Next US president faces a foreign policy crossroads

Martin Newland argues that the United States must embrace the new world order and reform its foreign policy objectives

An effigy of Donald Trump, who will face big foreign policy challenges if he becomes president. Lucy Nicholson / Reuters
Powered by automated translation

Any consideration of the recent foreign policy speech by Donald Trump – and of US foreign policy trends generally – should begin with a look at the extent of the country’s global strategic and military power.

In 1993, then president Bill Clinton said that the first question asked by Washington officials when trouble started somewhere on the planet was: “Where is the nearest carrier?” Each of America’s carrier strike groups acts as a formidable expression of the United States’s interests, not least in the Arabian Gulf and most recently in the South China Sea.

Carriers represent just one aspect of US influence, projected not just militarily, but through the country’s economic heft, its dominance of Nato, its influence at the UN, its international aid budgets, its financial regulatory reach, its lead in the fields of engineering, science and technology, and its soft power incarnations in terms of global philanthropy and culture.

In the Middle East, US motivations have become blurred. The old order is unravelling and the current administration is being accused of a lack of consistency in a region that had been templated according to the reality of American influence.

Fresh nuances in US patterns of support for its traditional allies in the region, from Egypt to the Gulf states, signalled, among other things, by renewed access to western markets and investment for Iran, is creating space for locally generated diplomatic and military solutions. At the same time, the more responsible regional governments are accelerating diversification programmes as they navigate through the uncertainties of cheap oil.

The perceived lessening of America’s commitment to its traditional allies will have the effect of redirecting more trade, investment and diplomacy eastward. States emerging from under the umbrella of US influence will seek out their own ways of tackling sectarianism, fundamentalism and the re-enlivened ambitions of powers such as Iran and Russia.

Farther afield, older western alliances are weakening. A militarily depleted and conceptually challenged Nato finds its bluff being called by a resurgent Russia and worsening relations between Russia and Turkey.

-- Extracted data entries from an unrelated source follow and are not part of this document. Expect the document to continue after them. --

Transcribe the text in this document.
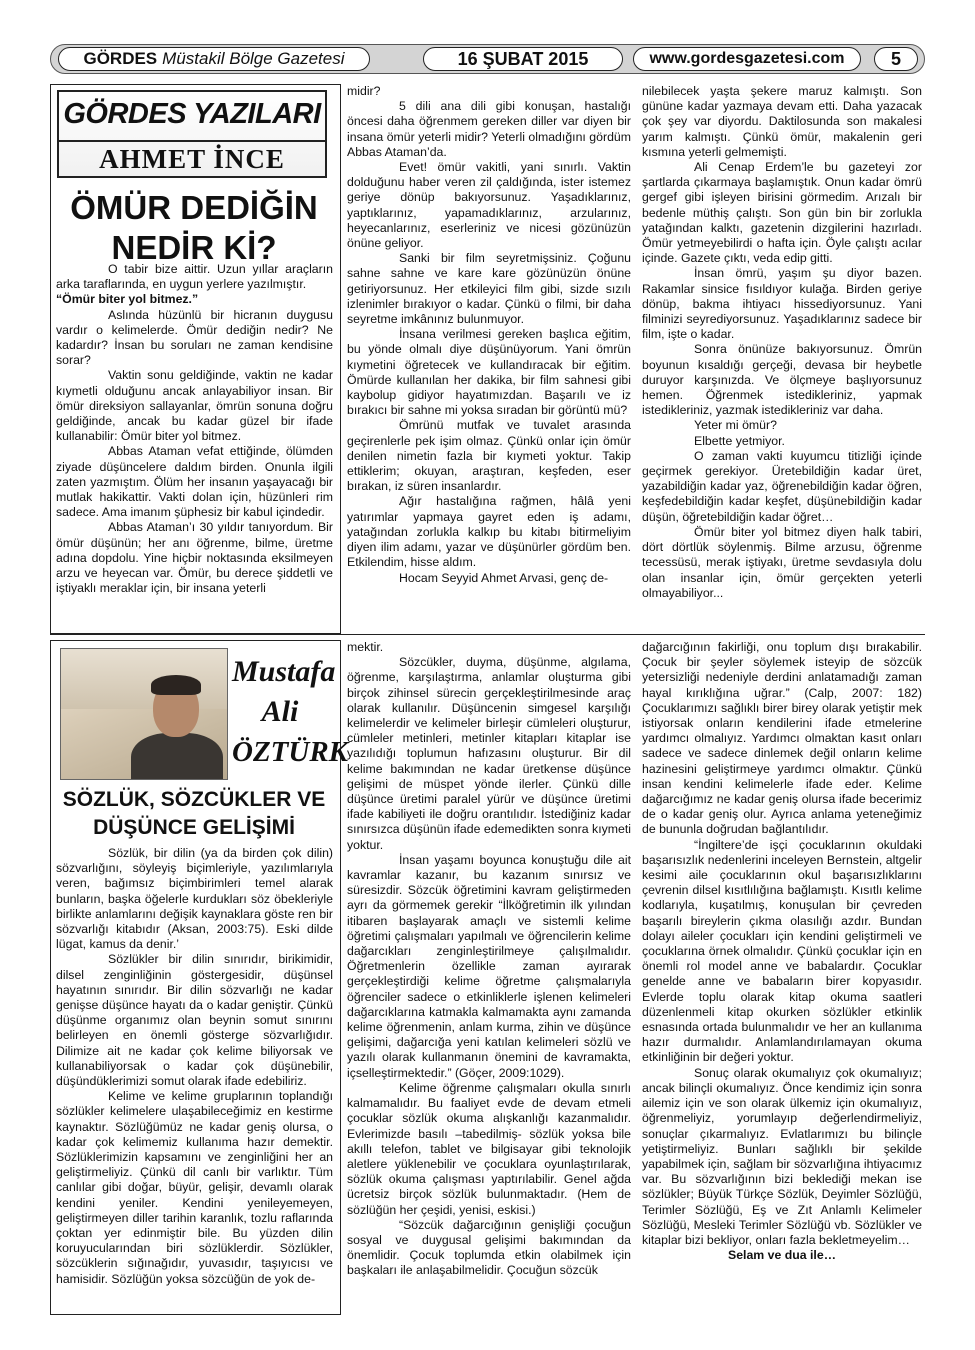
GÖRDES Müstakil Bölge Gazetesi	16 ŞUBAT 2015	www.gordesgazetesi.com	5
GÖRDES YAZILARI
AHMET İNCE
ÖMÜR DEDİĞİN NEDİR Kİ?

O tabir bize aittir. Uzun yıllar araçların arka taraflarında, en uygun yerlere yazılmıştır.

“Ömür biter yol bitmez.”

Aslında hüzünlü bir hicranın duygusu vardır o kelimelerde. Ömür dediğin nedir? Ne kadardır? İnsan bu soruları ne zaman kendisine sorar?

Vaktin sonu geldiğinde, vaktin ne kadar kıymetli olduğunu ancak anlayabiliyor insan. Bir ömür direksiyon sallayanlar, ömrün sonuna doğru geldiğinde, ancak bu kadar güzel bir ifade kullanabilir: Ömür biter yol bitmez.

Abbas Ataman vefat ettiğinde, ölümden ziyade düşüncelere daldım birden. Onunla ilgili zaten yazmıştım. Ölüm her insanın yaşayacağı bir mutlak hakikattir. Vakti dolan için, hüzünleri rim sadece. Ama imanım şüphesiz bir kabul içindedir.

Abbas Ataman’ı 30 yıldır tanıyordum. Bir ömür düşünün; her anı öğrenme, bilme, üretme adına dopdolu. Yine hiçbir noktasında eksilmeyen arzu ve heyecan var. Ömür, bu derece şiddetli ve iştiyaklı meraklar için, bir insana yeterli

midir?

5 dili ana dili gibi konuşan, hastalığı öncesi daha öğrenmem gereken diller var diyen bir insana ömür yeterli midir? Yeterli olmadığını gördüm Abbas Ataman’da.

Evet! ömür vakitli, yani sınırlı. Vaktin dolduğunu haber veren zil çaldığında, ister istemez geriye dönüp bakıyorsunuz. Yaşadıklarınız, yaptıklarınız, yapamadıklarınız, arzularınız, heyecanlarınız, eserleriniz ve nicesi gözünüzün önüne geliyor.

Sanki bir film seyretmişsiniz. Çoğunu sahne sahne ve kare kare gözünüzün önüne getiriyorsunuz. Her etkileyici film gibi, sizde sızılı izlenimler bırakıyor o kadar. Çünkü o filmi, bir daha seyretme imkânınız bulunmuyor.

İnsana verilmesi gereken başlıca eğitim, bu yönde olmalı diye düşünüyorum. Yani ömrün kıymetini öğretecek ve kullandıracak bir eğitim. Ömürde kullanılan her dakika, bir film sahnesi gibi kaybolup gidiyor hayatımızdan. Başarılı ve iz bırakıcı bir sahne mi yoksa sıradan bir görüntü mü?

Ömrünü mutfak ve tuvalet arasında geçirenlerle pek işim olmaz. Çünkü onlar için ömür denilen nimetin fazla bir kıymeti yoktur. Takip ettiklerim; okuyan, araştıran, keşfeden, eser bırakan, iz süren insanlardır.

Ağır hastalığına rağmen, hâlâ yeni yatırımlar yapmaya gayret eden iş adamı, yatağından zorlukla kalkıp bu kitabı bitirmeliyim diyen ilim adamı, yazar ve düşünürler gördüm ben. Etkilendim, hisse aldım.

Hocam Seyyid Ahmet Arvasi, genç de-

nilebilecek yaşta şekere maruz kalmıştı. Son gününe kadar yazmaya devam etti. Daha yazacak çok şey var diyordu. Daktilosunda son makalesi yarım kalmıştı. Çünkü ömür, makalenin geri kısmına yeterli gelmemişti.

Ali Cenap Erdem’le bu gazeteyi zor şartlarda çıkarmaya başlamıştık. Onun kadar ömrü gergef gibi işleyen birisini görmedim. Arızalı bir bedenle müthiş çalıştı. Son gün bin bir zorlukla yatağından kalktı, gazetenin dizgilerini hazırladı. Ömür yetmeyebilirdi o hafta için. Öyle çalıştı acılar içinde. Gazete çıktı, veda edip gitti.

İnsan ömrü, yaşım şu diyor bazen. Rakamlar sinsice fısıldıyor kulağa. Birden geriye dönüp, bakma ihtiyacı hissediyorsunuz. Yani filminizi seyrediyorsunuz. Yaşadıklarınız sadece bir film, işte o kadar.

Sonra önünüze bakıyorsunuz. Ömrün boyunun kısaldığı gerçeği, devasa bir heybetle duruyor karşınızda. Ve ölçmeye başlıyorsunuz hemen. Öğrenmek istedikleriniz, yapmak istedikleriniz, yazmak istedikleriniz var daha.

Yeter mi ömür?

Elbette yetmiyor.

O zaman vakti kuyumcu titizliği içinde geçirmek gerekiyor. Üretebildiğin kadar üret, yazabildiğin kadar yaz, öğrenebildiğin kadar öğren, keşfedebildiğin kadar keşfet, düşünebildiğin kadar düşün, öğretebildiğin kadar öğret…

Ömür biter yol bitmez diyen halk tabiri, dört dörtlük söylenmiş. Bilme arzusu, öğrenme tecessüsü, merak iştiyakı, üretme sevdasıyla dolu olan insanlar için, ömür gerçekten yeterli olmayabiliyor...

Mustafa
Ali
ÖZTÜRK
SÖZLÜK, SÖZCÜKLER VE DÜŞÜNCE GELİŞİMİ

Sözlük, bir dilin (ya da birden çok dilin) sözvarlığını, söyleyiş biçimleriyle, yazılımlarıyla veren, bağımsız biçimbirimleri temel alarak bunların, başka öğelerle kurdukları söz öbekleriyle birlikte anlamlarını değişik kaynaklara göste ren bir sözvarlığı kitabıdır (Aksan, 2003:75). Eski dilde lügat, kamus da denir.’

Sözlükler bir dilin sınırıdır, birikimidir, dilsel zenginliğinin göstergesidir, düşünsel hayatının sınırıdır. Bir dilin sözvarlığı ne kadar genişse düşünce hayatı da o kadar geniştir. Çünkü düşünme organımız olan beynin somut sınırını belirleyen en önemli gösterge sözvarlığıdır. Dilimize ait ne kadar çok kelime biliyorsak ve kullanabiliyorsak o kadar çok düşünebilir, düşündüklerimizi somut olarak ifade edebiliriz.

Kelime ve kelime gruplarının toplandığı sözlükler kelimelere ulaşabileceğimiz en kestirme kaynaktır. Sözlüğümüz ne kadar geniş olursa, o kadar çok kelimemiz kullanıma hazır demektir. Sözlüklerimizin kapsamını ve zenginliğini her an geliştirmeliyiz. Çünkü dil canlı bir varlıktır. Tüm canlılar gibi doğar, büyür, gelişir, devamlı olarak kendini yeniler. Kendini yenileyemeyen, geliştirmeyen diller tarihin karanlık, tozlu raflarında çoktan yer edinmiştir bile. Bu yüzden dilin koruyucularından biri sözlüklerdir. Sözlükler, sözcüklerin sığınağıdır, yuvasıdır, taşıyıcısı ve hamisidir. Sözlüğün yoksa sözcüğün de yok de-

mektir.

Sözcükler, duyma, düşünme, algılama, öğrenme, karşılaştırma, anlamlar oluşturma gibi birçok zihinsel sürecin gerçekleştirilmesinde araç olarak kullanılır. Düşüncenin simgesel karşılığı kelimelerdir ve kelimeler birleşir cümleleri oluşturur, cümleler metinleri, metinler kitapları kitaplar ise yazılıdığı toplumun hafızasını oluşturur. Bir dil kelime bakımından ne kadar üretkense düşünce gelişimi de müspet yönde ilerler. Çünkü dille düşünce üretimi paralel yürür ve düşünce üretimi ifade kabiliyeti ile doğru orantılıdır. İstediğiniz kadar sınırsızca düşünün ifade edemedikten sonra kıymeti yoktur.

İnsan yaşamı boyunca konuştuğu dile ait kavramlar kazanır, bu kazanım sınırsız ve süresizdir. Sözcük öğretimini kavram geliştirmeden ayrı da görmemek gerekir “İlköğretimin ilk yılından itibaren başlayarak amaçlı ve sistemli kelime öğretimi çalışmaları yapılmalı ve öğrencilerin kelime dağarcıkları zenginleştirilmeye çalışılmalıdır. Öğretmenlerin özellikle zaman ayırarak gerçekleştirdiği kelime öğretme çalışmalarıyla öğrenciler sadece o etkinliklerle işlenen kelimeleri dağarcıklarına katmakla kalmamakta aynı zamanda kelime öğrenmenin, anlam kurma, zihin ve düşünce gelişimi, dağarcığa yeni katılan kelimeleri sözlü ve yazılı olarak kullanmanın önemini de kavramakta, içselleştirmektedir.” (Göçer, 2009:1029).

Kelime öğrenme çalışmaları okulla sınırlı kalmamalıdır. Bu faaliyet evde de devam etmeli çocuklar sözlük okuma alışkanlığı kazanmalıdır. Evlerimizde basılı –tabedilmiş- sözlük yoksa bile akıllı telefon, tablet ve bilgisayar gibi teknolojik aletlere yüklenebilir ve çocuklara oyunlaştırılarak, sözlük okuma çalışması yaptırılabilir. Genel ağda ücretsiz birçok sözlük bulunmaktadır. (Hem de sözlüğün her çeşidi, yenisi, eskisi.)

“Sözcük dağarcığının genişliği çocuğun sosyal ve duygusal gelişimi bakımından da önemlidir. Çocuk toplumda etkin olabilmek için başkaları ile anlaşabilmelidir. Çocuğun sözcük

dağarcığının fakirliği, onu toplum dışı bırakabilir. Çocuk bir şeyler söylemek isteyip de sözcük yetersizliği nedeniyle derdini anlatamadığı zaman hayal kırıklığına uğrar.” (Calp, 2007: 182) Çocuklarımızı sağlıklı birer birey olarak yetiştir mek istiyorsak onların kendilerini ifade etmelerine yardımcı olmalıyız. Yardımcı olmaktan kasıt onları sadece ve sadece dinlemek değil onların kelime hazinesini geliştirmeye yardımcı olmaktır. Çünkü insan kendini kelimelerle ifade eder. Kelime dağarcığımız ne kadar geniş olursa ifade becerimiz de o kadar geniş olur. Ayrıca anlama yeteneğimiz de bununla doğrudan bağlantılıdır.

“İngiltere’de işçi çocuklarının okuldaki başarısızlık nedenlerini inceleyen Bernstein, altgelir kesimi aile çocuklarının okul başarısızlıklarını çevrenin dilsel kısıtlılığına bağlamıştı. Kısıtlı kelime kodlarıyla, kuşatılmış, konuşulan bir çevreden başarılı bireylerin çıkma olasılığı azdır. Bundan dolayı aileler çocukları için kendini geliştirmeli ve çocuklarına örnek olmalıdır. Çünkü çocuklar için en önemli rol model anne ve babalardır. Çocuklar genelde anne ve babaların birer kopyasıdır. Evlerde toplu olarak kitap okuma saatleri düzenlenmeli kitap okurken sözlükler etkinlik esnasında ortada bulunmalıdır ve her an kullanıma hazır durmalıdır. Anlamlandırılamayan okuma etkinliğinin bir değeri yoktur.

Sonuç olarak okumalıyız çok okumalıyız; ancak bilinçli okumalıyız. Önce kendimiz için sonra ailemiz için ve son olarak ülkemiz için okumalıyız, öğrenmeliyiz, yorumlayıp değerlendirmeliyiz, sonuçlar çıkarmalıyız. Evlatlarımızı bu bilinçle yetiştirmeliyiz. Bunları sağlıklı bir şekilde yapabilmek için, sağlam bir sözvarlığına ihtiyacımız var. Bu sözvarlığının bizi beklediği mekan ise sözlükler; Büyük Türkçe Sözlük, Deyimler Sözlüğü, Terimler Sözlüğü, Eş ve Zıt Anlamlı Kelimeler Sözlüğü, Mesleki Terimler Sözlüğü vb. Sözlükler ve kitaplar bizi bekliyor, onları fazla bekletmeyelim…

Selam ve dua ile…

The UN Security Council for its part is increasingly hampered by the divergent interests of the P5. The so-called “special relationship” between the US and the United Kingdom has been neglected.

The EU, already facing social, economic and political upheaval, is now forced to contemplate the departure of the UK, one of its most powerful members.

President Barack Obama’s appeal to the UK last week to remain within the EU was, many believe, born in part from a desire to foster an alternative western power bloc capable of dealing with its own issues instead of looking wistfully across the Atlantic for solutions.

The great US-dominated engines of western intent are beginning to lose power and purpose. Those who see themselves as at the receiving end of postcolonial blundering or the excesses of globalisation engineered by the interests of developed nations, might cheer this prospect.

But many of the older generation, who remember the benefits of US entry into two world wars, its crucial role in the demise of communism and its interventions in arenas from Kuwait to Kosovo, still see value in continued engagement by the US in world affairs.

And so back to Mr Trump. His speech displayed little in the way of consistency and vision and frequently found itself torn between isolationism and interventionism, between America First and exported Bush-era American exceptionalism.

A Trump presidency would oversee a build-up of the military, revamp America’s nuclear arsenal and obliterate ISIL. Powerful stuff intended no doubt to make the current president appear vacillating, but inconsistent when read against additional pledges to eschew nation building and abandon allies in Asia and Europe who do not contribute enough towards their own defence. Mr Trump repeated his scepticism towards intervention in the Middle East while also criticising Mr Obama for the fact that “our friends are beginning to think they can’t depend on us”.

He found himself caught between the isolationist rhetoric that played so well during the primaries and the triumphalist reminders that the US remains a key global player, capable of smiting its enemies while playing the role of “peacemaker” and helping “to save lives and indeed humanity itself”.

Those with an interest in American history will have noticed an unintended association between Mr Trump’s “America First” foreign policy theme and the isolationist America First Committee, created in 1940 to oppose involvement in the Second World War. The AFC had to be disbanded a few days after the Japanese attack at Pearl Harbor.

In the same way the US will never be able to immunise itself from global upheaval and transformation. Many in Europe used to believe this was possible, until Syrian refugees started pouring across European borders and ISIL set up operations into Libya, just the other side of the Mediterranean.

Whoever becomes US president, their task will be to recalibrate US foreign policy in a way that fits into the new world order, at the same time preserving the global safeguards and benefits that association with the world’s most powerful democracy provide.